Rafael esperou que aquele senhor energético e levemente ameaçador realmente socasse sua cara, mas, para sua surpresa, Sebastian riu.

— Boa resposta, filho. Boa resposta. — ele disse, com um sorriso caloroso que o lembrou uma brisa quente de verão.

 ***

Julio terminou de enfaixar a mão ensanguentada de Rafael, que encarava a janela quebrada com o brilho amargo da fúria em seu olhar. Ao lado dos dois, Mestre Nate começava a magicamente juntar os cacos para reconstituir a janela, um silêncio tumular instalado na sala. Maren sentava-se na ponta da enorme mesa de reunião, o olhar fixo nas mãos apoiadas em seu colo enquanto Mestre Louis começava a espalhar listas e mapas pela superfície dela. Hipólita e Helia, sentados em uma lateral da mesa, não se atreviam sequer a respirar, tamanha a tensão presente na sala.

— Como puderam deixar ele pra trás? — o homem de cabelos castanhos indagou, em um tom baixo e perigoso de alguém completamente tomado pela dor e pela raiva. Então voltou o olhar para os outros membros da comitiva ali presentes, encarando-os um a um. Ombros tensos, lábios crispados e punhos cerrados. Julio quase se interpôs entre ele e sua amada por puro medo de que ela fosse o próximo alvo da fúria de Rafael, mas sabia que ele não seria capaz daquilo. — Como puderam abandoná-lo quando ele veio pra cá ajudar vocês?!

— Rafael, nós… — Maren tentou dizer, mas a tristeza que inundava-lhe a alma a impediu de falar qualquer coisa. A frase se perdeu a caminho de seus lábios, o que fez um novo surto de emoções atingir o homem de cabelos castanhos:

— Nós o quê?! — ele rosnou, olhando para a rainha de Ikla com um ódio que impedia as lágrimas de deixarem seus olhos. — Me diga, ó grande rainha: que tipo de desculpa você pode arrumar para o fato de ter deixado o homem da minha vida pra trás?!

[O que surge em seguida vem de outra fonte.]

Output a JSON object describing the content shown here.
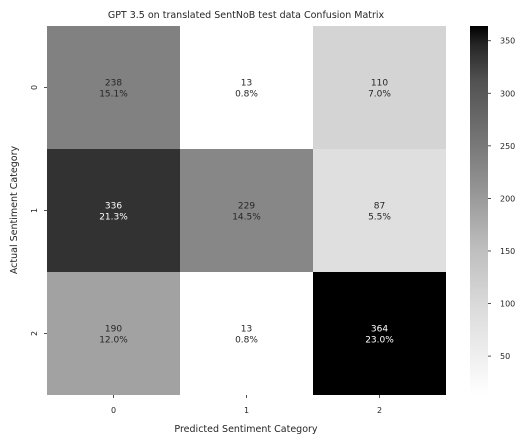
{
  "chart_data": {
    "type": "heatmap",
    "title": "GPT 3.5 on translated SentNoB test data Confusion Matrix",
    "xlabel": "Predicted Sentiment Category",
    "ylabel": "Actual Sentiment Category",
    "x_categories": [
      "0",
      "1",
      "2"
    ],
    "y_categories": [
      "0",
      "1",
      "2"
    ],
    "values": [
      [
        238,
        13,
        110
      ],
      [
        336,
        229,
        87
      ],
      [
        190,
        13,
        364
      ]
    ],
    "percentages": [
      [
        "15.1%",
        "0.8%",
        "7.0%"
      ],
      [
        "21.3%",
        "14.5%",
        "5.5%"
      ],
      [
        "12.0%",
        "0.8%",
        "23.0%"
      ]
    ],
    "colorbar": {
      "range": [
        13,
        364
      ],
      "ticks": [
        50,
        100,
        150,
        200,
        250,
        300,
        350
      ],
      "colormap": "Greys",
      "low_color": "#ffffff",
      "high_color": "#000000"
    }
  }
}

O sarcasmo e a dor contidos na voz de Rafael foi como uma punhalada no peito de Maren, que tentou olhar para cima para impedir as próprias lágrimas de caírem mais uma vez. Não conseguia falar, pois não tinha nada a dizer. Não tirava nem um pouco da razão da raiva do homem à sua frente, mas sabia que ele não estava sendo completamente justo ao acusá-los daquele jeito. Julio tinha feito questão de lembrá-la daquilo mais cedo, é claro, mas ela não conseguiria dizer o mesmo que ele lhe dissera diante de tamanha manifestação do desespero de alguém que amava profundamente. Era incapaz de falar algo quando tinha como certo que reagiria daquela mesma maneira caso estivesse na situação dele.

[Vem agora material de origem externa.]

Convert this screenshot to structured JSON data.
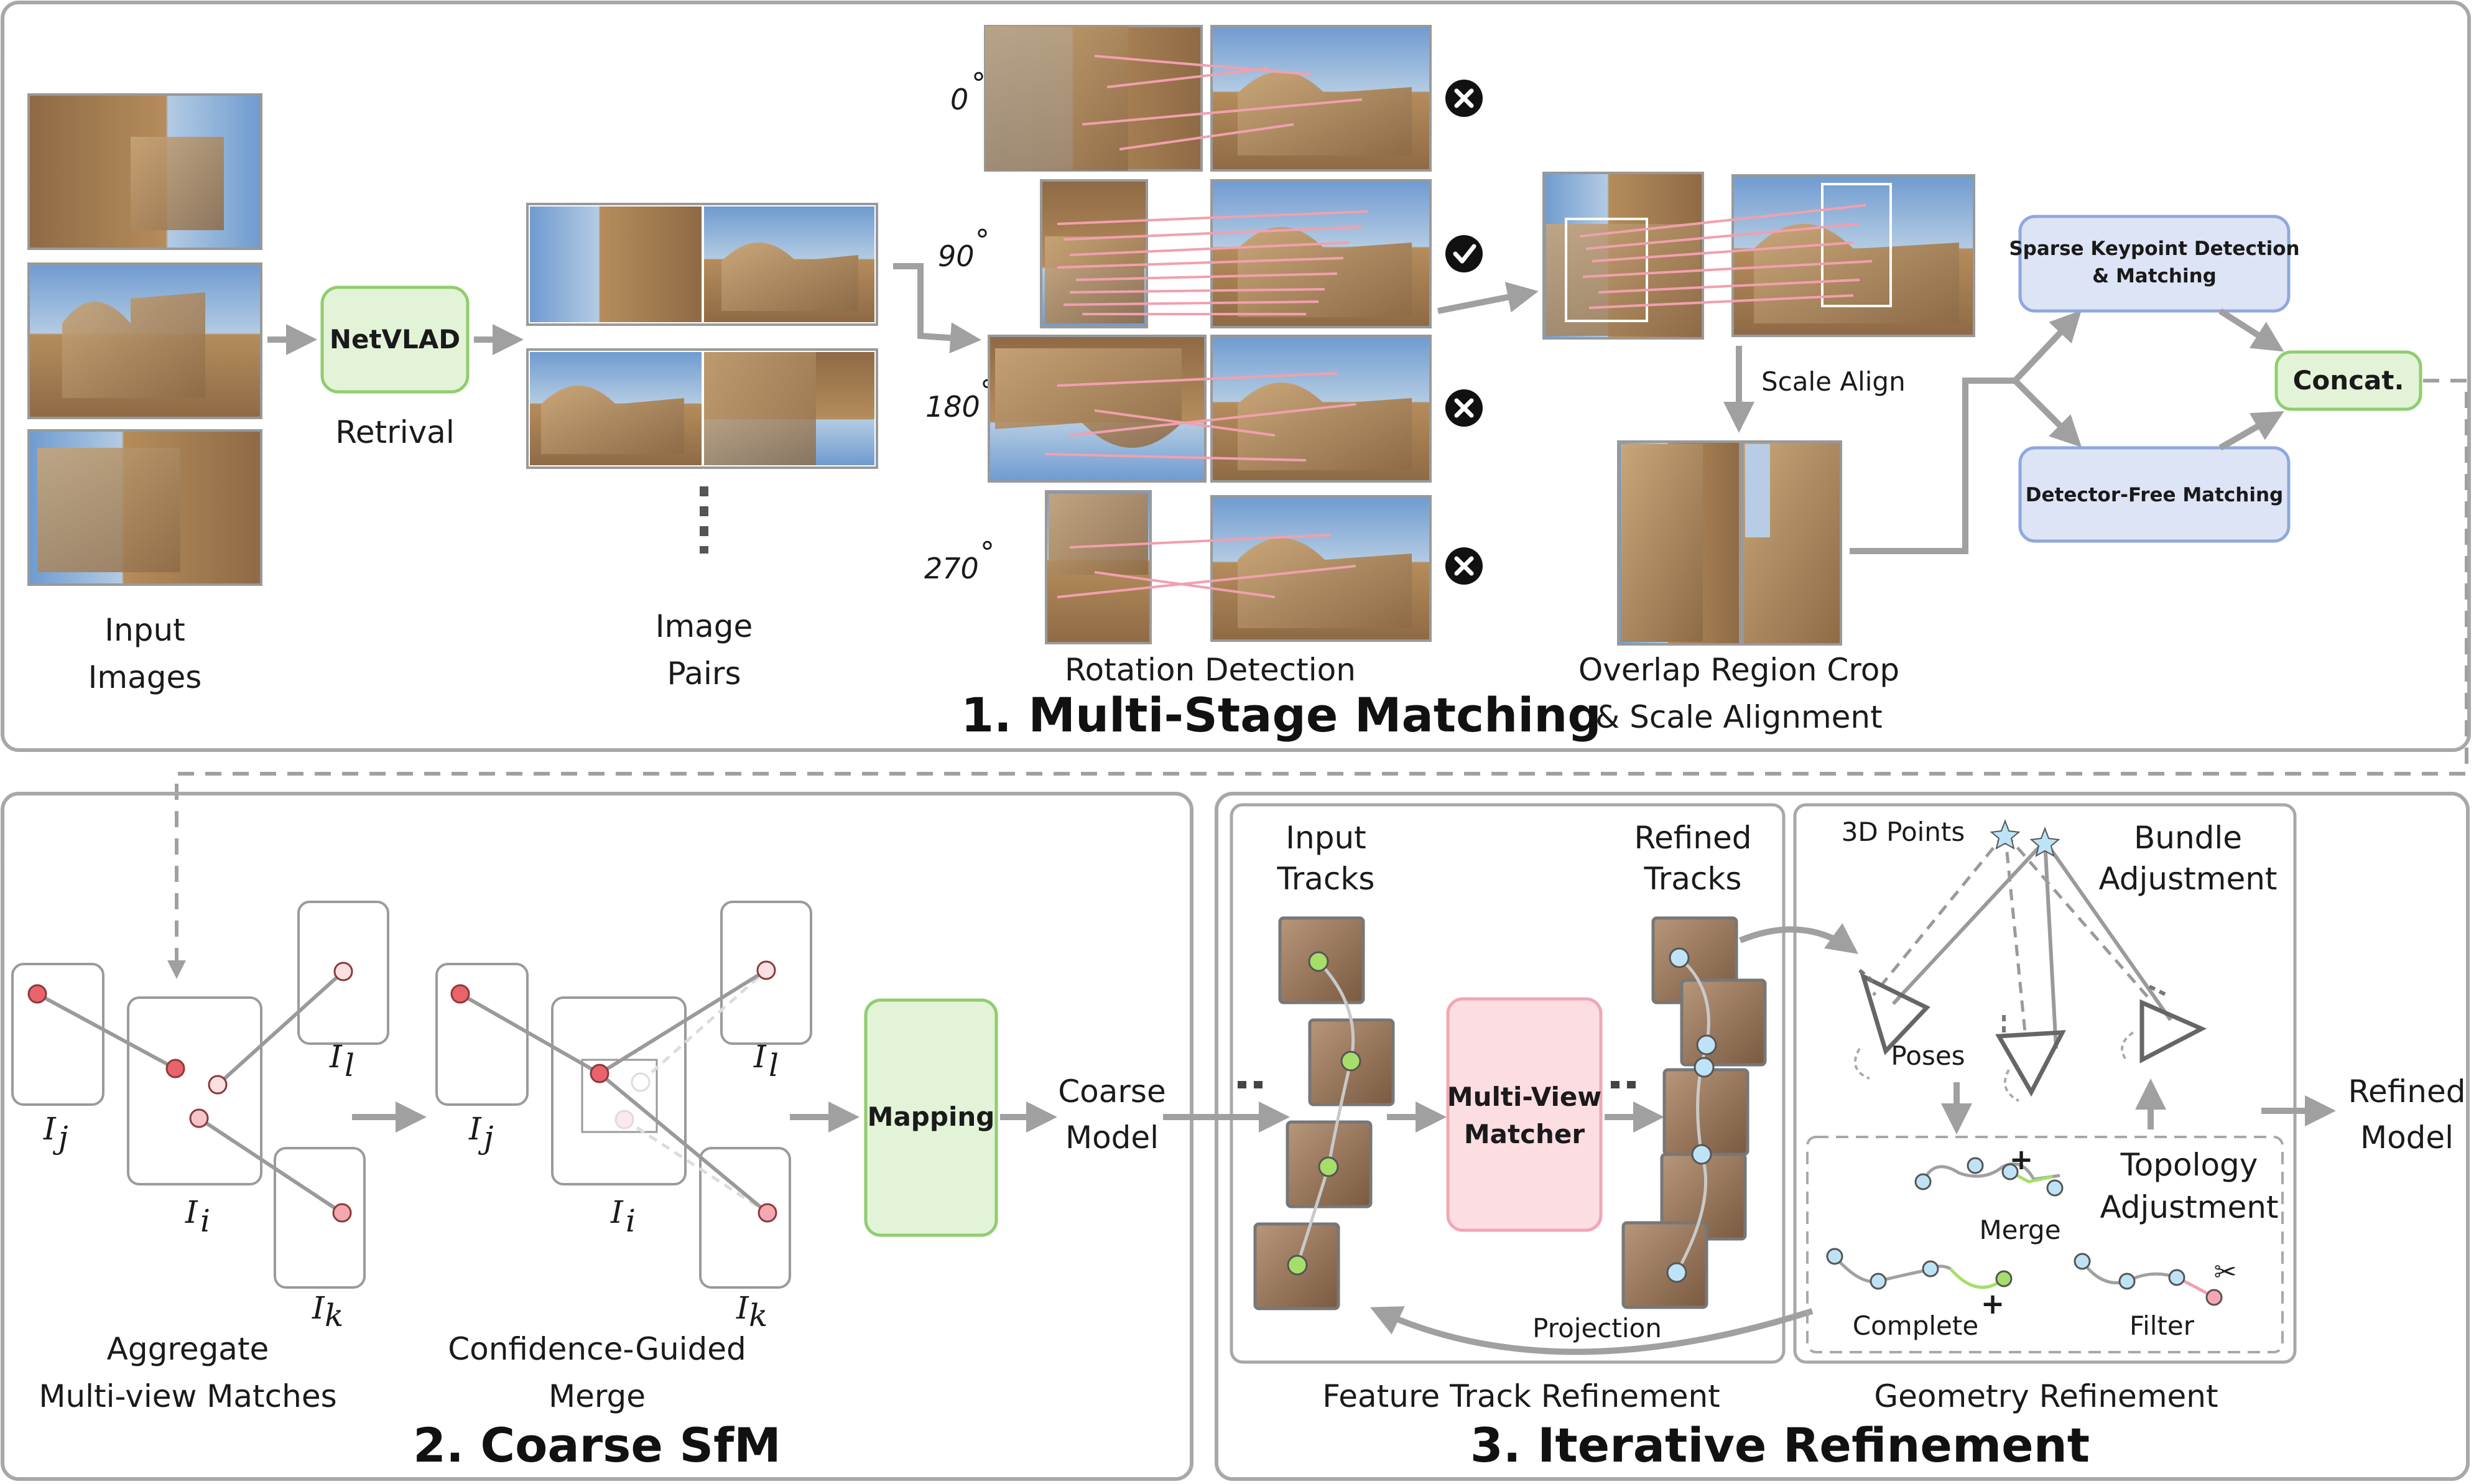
{
  "colors": {
    "panel_border": "#a8a8a8",
    "arrow": "#a0a0a0",
    "green_fill": "#e3f3d8",
    "green_border": "#8fce6e",
    "blue_fill": "#dde4f6",
    "blue_border": "#8fa8de",
    "pink_fill": "#fbdde2",
    "pink_border": "#f1a7b5",
    "match_line": "#f1a0ae",
    "node_red": "#e8646a",
    "node_pink": "#f6c5cc",
    "node_green": "#a6de6a",
    "node_blue": "#bfe3f6",
    "sky": "#7ea8d6",
    "stone": "#b48b5c"
  },
  "stage1": {
    "title": "1. Multi-Stage Matching",
    "input_images_label": [
      "Input",
      "Images"
    ],
    "netvlad_label": "NetVLAD",
    "retrieval_label": "Retrival",
    "image_pairs_label": [
      "Image",
      "Pairs"
    ],
    "rotation_angles": [
      "0",
      "90",
      "180",
      "270"
    ],
    "degree_symbol": "°",
    "rotation_detection_label": "Rotation Detection",
    "scale_align_label": "Scale Align",
    "overlap_crop_label": [
      "Overlap Region Crop",
      "& Scale Alignment"
    ],
    "sparse_box_label": [
      "Sparse Keypoint Detection",
      "& Matching"
    ],
    "detector_free_label": "Detector-Free Matching",
    "concat_label": "Concat."
  },
  "stage2": {
    "title": "2. Coarse SfM",
    "aggregate_label": [
      "Aggregate",
      "Multi-view Matches"
    ],
    "confidence_label": [
      "Confidence-Guided",
      "Merge"
    ],
    "view_labels": {
      "j": "I",
      "j_sub": "j",
      "i": "I",
      "i_sub": "i",
      "l": "I",
      "l_sub": "l",
      "k": "I",
      "k_sub": "k"
    },
    "mapping_label": "Mapping",
    "coarse_model_label": [
      "Coarse",
      "Model"
    ]
  },
  "stage3": {
    "title": "3. Iterative Refinement",
    "input_tracks_label": [
      "Input",
      "Tracks"
    ],
    "refined_tracks_label": [
      "Refined",
      "Tracks"
    ],
    "matcher_label": [
      "Multi-View",
      "Matcher"
    ],
    "projection_label": "Projection",
    "feature_track_label": "Feature Track Refinement",
    "points_3d_label": "3D Points",
    "bundle_label": [
      "Bundle",
      "Adjustment"
    ],
    "poses_label": "Poses",
    "topology_label": [
      "Topology",
      "Adjustment"
    ],
    "merge_label": "Merge",
    "complete_label": "Complete",
    "filter_label": "Filter",
    "geometry_label": "Geometry Refinement",
    "refined_model_label": [
      "Refined",
      "Model"
    ]
  },
  "icons": {
    "reject": "x-circle-icon",
    "accept": "check-circle-icon",
    "plus": "+",
    "scissors": "✂"
  }
}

— Rafael, eu sequer posso imaginar o que você está sentindo nesse momento. — o consorte da rainha se ergueu da posição ajoelhada diante do banco que o visitante daquele mundo se sentava, dando um passo para o lado para colocar Maren fora do campo de visão de Rafael e cruzando os braços. — Mas se tem algo que posso dizer é que sua cena não está ajudando nem a si mesmo, nem a Hector.

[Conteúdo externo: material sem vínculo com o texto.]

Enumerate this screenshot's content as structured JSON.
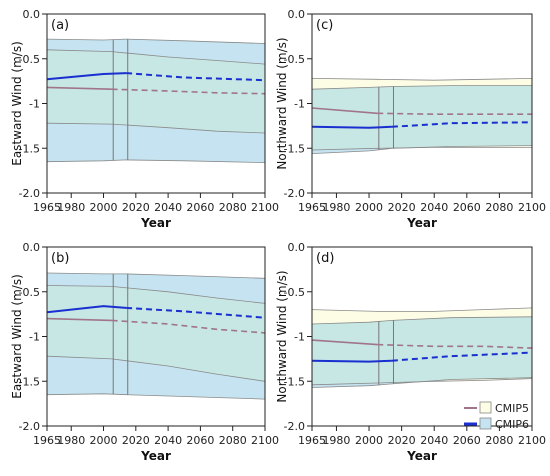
{
  "legend": {
    "items": [
      {
        "label": "CMIP5",
        "line_color": "#a0758a",
        "band_color": "#fdfde6"
      },
      {
        "label": "CMIP6",
        "line_color": "#1a2fd0",
        "band_color": "#c5e3f0"
      }
    ]
  },
  "colors": {
    "overlap": "#c7e7e4",
    "band_edge": "#8a8a8a",
    "marker_line": "#777777"
  },
  "chart_data": [
    {
      "type": "line",
      "panel_label": "(a)",
      "xlabel": "Year",
      "ylabel": "Eastward Wind (m/s)",
      "xlim": [
        1965,
        2100
      ],
      "ylim": [
        -2.0,
        0.0
      ],
      "xticks": [
        "1965",
        "1980",
        "2000",
        "2020",
        "2040",
        "2060",
        "2080",
        "2100"
      ],
      "yticks": [
        "0.0",
        "-0.5",
        "-1",
        "-1.5",
        "-2.0"
      ],
      "vlines": [
        2006,
        2015
      ],
      "series": [
        {
          "name": "CMIP5",
          "x": [
            1965,
            2005,
            2040,
            2070,
            2100
          ],
          "mean": [
            -0.82,
            -0.84,
            -0.86,
            -0.88,
            -0.89
          ],
          "upper": [
            -0.4,
            -0.42,
            -0.48,
            -0.52,
            -0.56
          ],
          "lower": [
            -1.22,
            -1.23,
            -1.27,
            -1.31,
            -1.33
          ],
          "historical_end": 2005
        },
        {
          "name": "CMIP6",
          "x": [
            1965,
            2000,
            2014,
            2050,
            2100
          ],
          "mean": [
            -0.73,
            -0.67,
            -0.66,
            -0.71,
            -0.74
          ],
          "upper": [
            -0.28,
            -0.29,
            -0.28,
            -0.3,
            -0.33
          ],
          "lower": [
            -1.65,
            -1.64,
            -1.63,
            -1.64,
            -1.66
          ],
          "historical_end": 2014
        }
      ]
    },
    {
      "type": "line",
      "panel_label": "(c)",
      "xlabel": "Year",
      "ylabel": "Northward Wind (m/s)",
      "xlim": [
        1965,
        2100
      ],
      "ylim": [
        -2.0,
        0.0
      ],
      "xticks": [
        "1965",
        "1980",
        "2000",
        "2020",
        "2040",
        "2060",
        "2080",
        "2100"
      ],
      "yticks": [
        "0.0",
        "-0.5",
        "-1",
        "-1.5",
        "-2.0"
      ],
      "vlines": [
        2006,
        2015
      ],
      "series": [
        {
          "name": "CMIP5",
          "x": [
            1965,
            2005,
            2040,
            2070,
            2100
          ],
          "mean": [
            -1.05,
            -1.11,
            -1.12,
            -1.12,
            -1.12
          ],
          "upper": [
            -0.72,
            -0.73,
            -0.74,
            -0.73,
            -0.72
          ],
          "lower": [
            -1.52,
            -1.5,
            -1.49,
            -1.49,
            -1.49
          ],
          "historical_end": 2005
        },
        {
          "name": "CMIP6",
          "x": [
            1965,
            2000,
            2014,
            2050,
            2100
          ],
          "mean": [
            -1.26,
            -1.27,
            -1.26,
            -1.22,
            -1.21
          ],
          "upper": [
            -0.84,
            -0.82,
            -0.81,
            -0.8,
            -0.8
          ],
          "lower": [
            -1.56,
            -1.53,
            -1.5,
            -1.48,
            -1.47
          ],
          "historical_end": 2014
        }
      ]
    },
    {
      "type": "line",
      "panel_label": "(b)",
      "xlabel": "Year",
      "ylabel": "Eastward Wind (m/s)",
      "xlim": [
        1965,
        2100
      ],
      "ylim": [
        -2.0,
        0.0
      ],
      "xticks": [
        "1965",
        "1980",
        "2000",
        "2020",
        "2040",
        "2060",
        "2080",
        "2100"
      ],
      "yticks": [
        "0.0",
        "-0.5",
        "-1",
        "-1.5",
        "-2.0"
      ],
      "vlines": [
        2006,
        2015
      ],
      "series": [
        {
          "name": "CMIP5",
          "x": [
            1965,
            2005,
            2040,
            2070,
            2100
          ],
          "mean": [
            -0.8,
            -0.82,
            -0.86,
            -0.92,
            -0.96
          ],
          "upper": [
            -0.43,
            -0.44,
            -0.5,
            -0.57,
            -0.63
          ],
          "lower": [
            -1.22,
            -1.25,
            -1.33,
            -1.42,
            -1.5
          ],
          "historical_end": 2005
        },
        {
          "name": "CMIP6",
          "x": [
            1965,
            2000,
            2014,
            2050,
            2100
          ],
          "mean": [
            -0.73,
            -0.66,
            -0.68,
            -0.72,
            -0.79
          ],
          "upper": [
            -0.29,
            -0.3,
            -0.3,
            -0.32,
            -0.35
          ],
          "lower": [
            -1.65,
            -1.64,
            -1.65,
            -1.67,
            -1.7
          ],
          "historical_end": 2014
        }
      ]
    },
    {
      "type": "line",
      "panel_label": "(d)",
      "xlabel": "Year",
      "ylabel": "Northward Wind (m/s)",
      "xlim": [
        1965,
        2100
      ],
      "ylim": [
        -2.0,
        0.0
      ],
      "xticks": [
        "1965",
        "1980",
        "2000",
        "2020",
        "2040",
        "2060",
        "2080",
        "2100"
      ],
      "yticks": [
        "0.0",
        "-0.5",
        "-1",
        "-1.5",
        "-2.0"
      ],
      "vlines": [
        2006,
        2015
      ],
      "series": [
        {
          "name": "CMIP5",
          "x": [
            1965,
            2005,
            2040,
            2070,
            2100
          ],
          "mean": [
            -1.04,
            -1.09,
            -1.11,
            -1.11,
            -1.13
          ],
          "upper": [
            -0.7,
            -0.72,
            -0.72,
            -0.7,
            -0.68
          ],
          "lower": [
            -1.54,
            -1.52,
            -1.5,
            -1.49,
            -1.47
          ],
          "historical_end": 2005
        },
        {
          "name": "CMIP6",
          "x": [
            1965,
            2000,
            2014,
            2050,
            2100
          ],
          "mean": [
            -1.27,
            -1.28,
            -1.27,
            -1.22,
            -1.18
          ],
          "upper": [
            -0.86,
            -0.84,
            -0.82,
            -0.79,
            -0.78
          ],
          "lower": [
            -1.57,
            -1.55,
            -1.53,
            -1.48,
            -1.46
          ],
          "historical_end": 2014
        }
      ]
    }
  ]
}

— O que diabos você quer dizer com isso?!

— Olhe ao seu redor. — Julio pôs um dos cachos negros que tinha escapado da trança para trás da orelha, o único gesto de nervosismo que sua postura séria deixava escapar. — Está diante das únicas pessoas neste mundo capazes de resgatar o dono de seu coração. Entendo que seus sentimentos não devem ser contidos, mas não acha que eles seriam melhor gastos nos ajudando a encontrar uma maneira de consertar o que foi feito?

— Ainda bem que você reconhece que não consegue imaginar o que estou sentindo. — Rafael replicou asperamente, aprumando-se no banco e passando a mão que não estava ferida no rosto. Julio abriu os braços.

— Vem aqui, Rafael.

O homem de barba castanha hesitou, mas ergueu-se do banco para entrar no abraço do consorte da rainha. Não soube exatamente o que fazer com os próprios braços por não estar acostumado àquele tipo de carinho, mas foi apenas o homem negro afagar-lhe de leve o cabelo que Rafael desabou. A raiva foi totalmente revertida nas lágrimas que finalmente escorriam pelo rosto dele, que agarrou-se às vestes de Julio enquanto soluçava. Este se esforçava para não chorar também, olhando para o teto abobadado da sala de reuniões enquanto abraçava firmemente o homem de coração partido. Atrás de si, Maren igualmente tinha lágrimas nos olhos, e até mesmo Nate e Louis tiveram que desviar o olhar da cena, íntima e emotiva demais para não afetá-los.

Rafael respirou fundo, a cabeça enterrada no ombro de Julio, e ergueu o rosto para afastar-se completamente do amigo. Olhou para a janela, que Nate já tinha consertado, e bufou.

— Francamente, não tem tanta graça quebrar uma coisa se vocês conseguem deixá-la como nova assim. — disse, fazendo todos abrirem sorrisos de divertimento.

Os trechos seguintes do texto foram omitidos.